For a few seconds, there was silence, then I laughed. “I guess he told us.”
Moira rolled her eyes. “Whatever. I don’t like him.”
Yet her gaze had stayed locked on his ass in the black slacks he wore with a black button-down shirt as he left us.
“Luckily for you and your paycheck, you don’t have to,” I told her. “Now, come on let’s get the supplies so we can be out of here in the next twenty minutes.”
Ahmet, the owner of Excelsior Investigations, which was really the fix-it company for celebrities, politicians and whoever was rich enough to pay for their protection, required a report within the hour.
I was never late with reports, and he was never late with payments. It was a perfect business partnership.
Forty-eight minutes later, I was at my desk reading the last paragraph of my report.
My half-finished caramel macchiato was in reaching distance, and one of my favorite R&B playlists came from the computer’s speakers at a low volume.
Beneath my desk, I crossed my ankles, feet free of the work clogs I’d slipped on this morning.
My phone buzzed and I glanced over to where it sat on my desk plugged into the charger.

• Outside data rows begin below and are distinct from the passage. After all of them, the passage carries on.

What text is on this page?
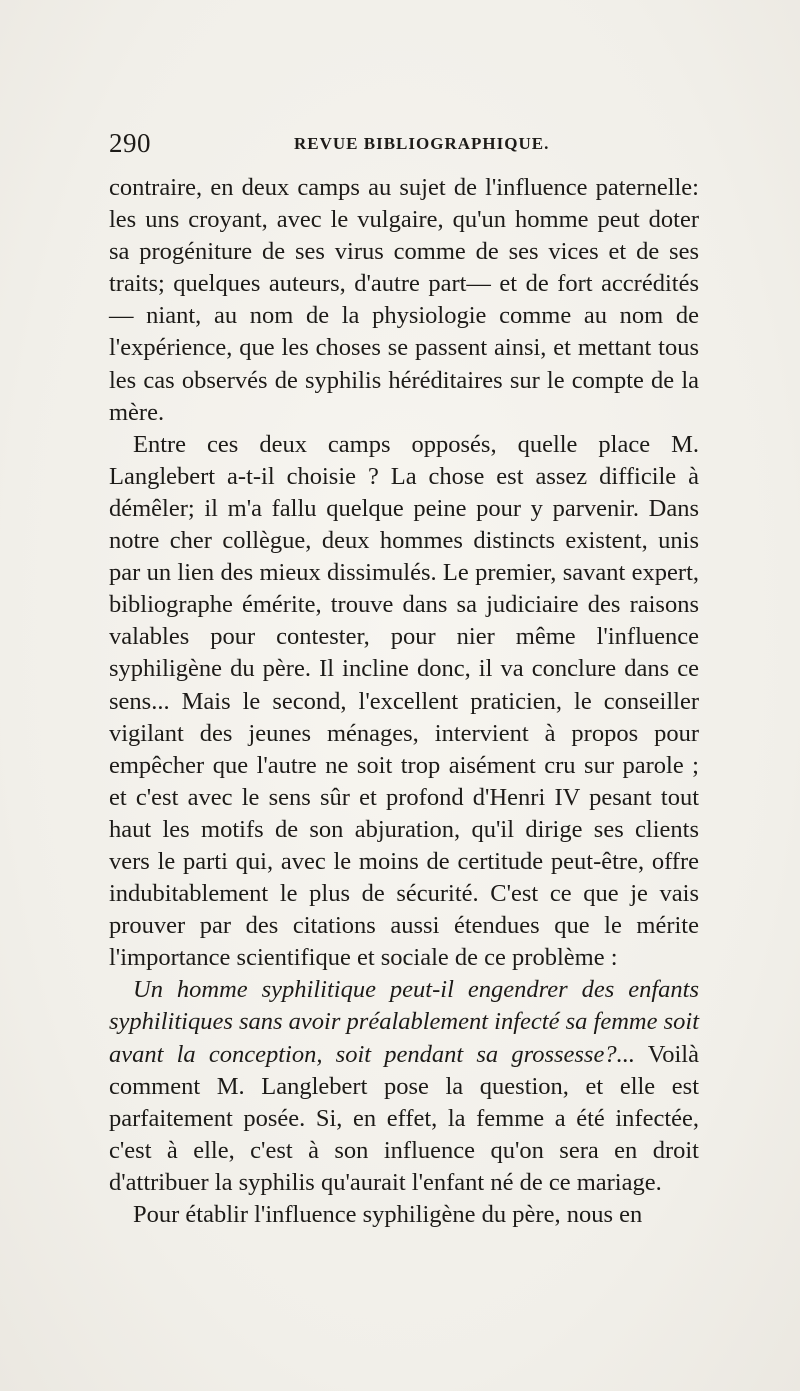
290	REVUE BIBLIOGRAPHIQUE.

contraire, en deux camps au sujet de l'influence paternelle: les uns croyant, avec le vulgaire, qu'un homme peut doter sa progéniture de ses virus comme de ses vices et de ses traits; quelques auteurs, d'autre part— et de fort accrédités — niant, au nom de la physiologie comme au nom de l'expérience, que les choses se passent ainsi, et mettant tous les cas observés de syphilis héréditaires sur le compte de la mère.

Entre ces deux camps opposés, quelle place M. Langlebert a-t-il choisie ? La chose est assez difficile à démêler; il m'a fallu quelque peine pour y parvenir. Dans notre cher collègue, deux hommes distincts existent, unis par un lien des mieux dissimulés. Le premier, savant expert, bibliographe émérite, trouve dans sa judiciaire des raisons valables pour contester, pour nier même l'influence syphiligène du père. Il incline donc, il va conclure dans ce sens... Mais le second, l'excellent praticien, le conseiller vigilant des jeunes ménages, intervient à propos pour empêcher que l'autre ne soit trop aisément cru sur parole ; et c'est avec le sens sûr et profond d'Henri IV pesant tout haut les motifs de son abjuration, qu'il dirige ses clients vers le parti qui, avec le moins de certitude peut-être, offre indubitablement le plus de sécurité. C'est ce que je vais prouver par des citations aussi étendues que le mérite l'importance scientifique et sociale de ce problème :

Un homme syphilitique peut-il engendrer des enfants syphilitiques sans avoir préalablement infecté sa femme soit avant la conception, soit pendant sa grossesse?... Voilà comment M. Langlebert pose la question, et elle est parfaitement posée. Si, en effet, la femme a été infectée, c'est à elle, c'est à son influence qu'on sera en droit d'attribuer la syphilis qu'aurait l'enfant né de ce mariage.

Pour établir l'influence syphiligène du père, nous en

It was a notification. I would get to it as soon as I finished this report.
Turning my attention back to the screen I read the next sentence.
My phone buzzed again and again, until I glanced over at it once more.
The screen stayed black but with each buzz a white text box appeared.
After hurriedly finishing the last sentence, I hit send and reached for the phone.
Notifications were still coming in, and I quickly pressed my finger to the screen to unlock it.
Ten social media notifications and three texts.
The tiny numbers kept rising as the phone continued buzzing.
Before I could answer any of them, Emily came running into my office, a frown marring her face while she held her phone up for me to see.
“Holy shit! You’re sleeping with Fury Mathias?”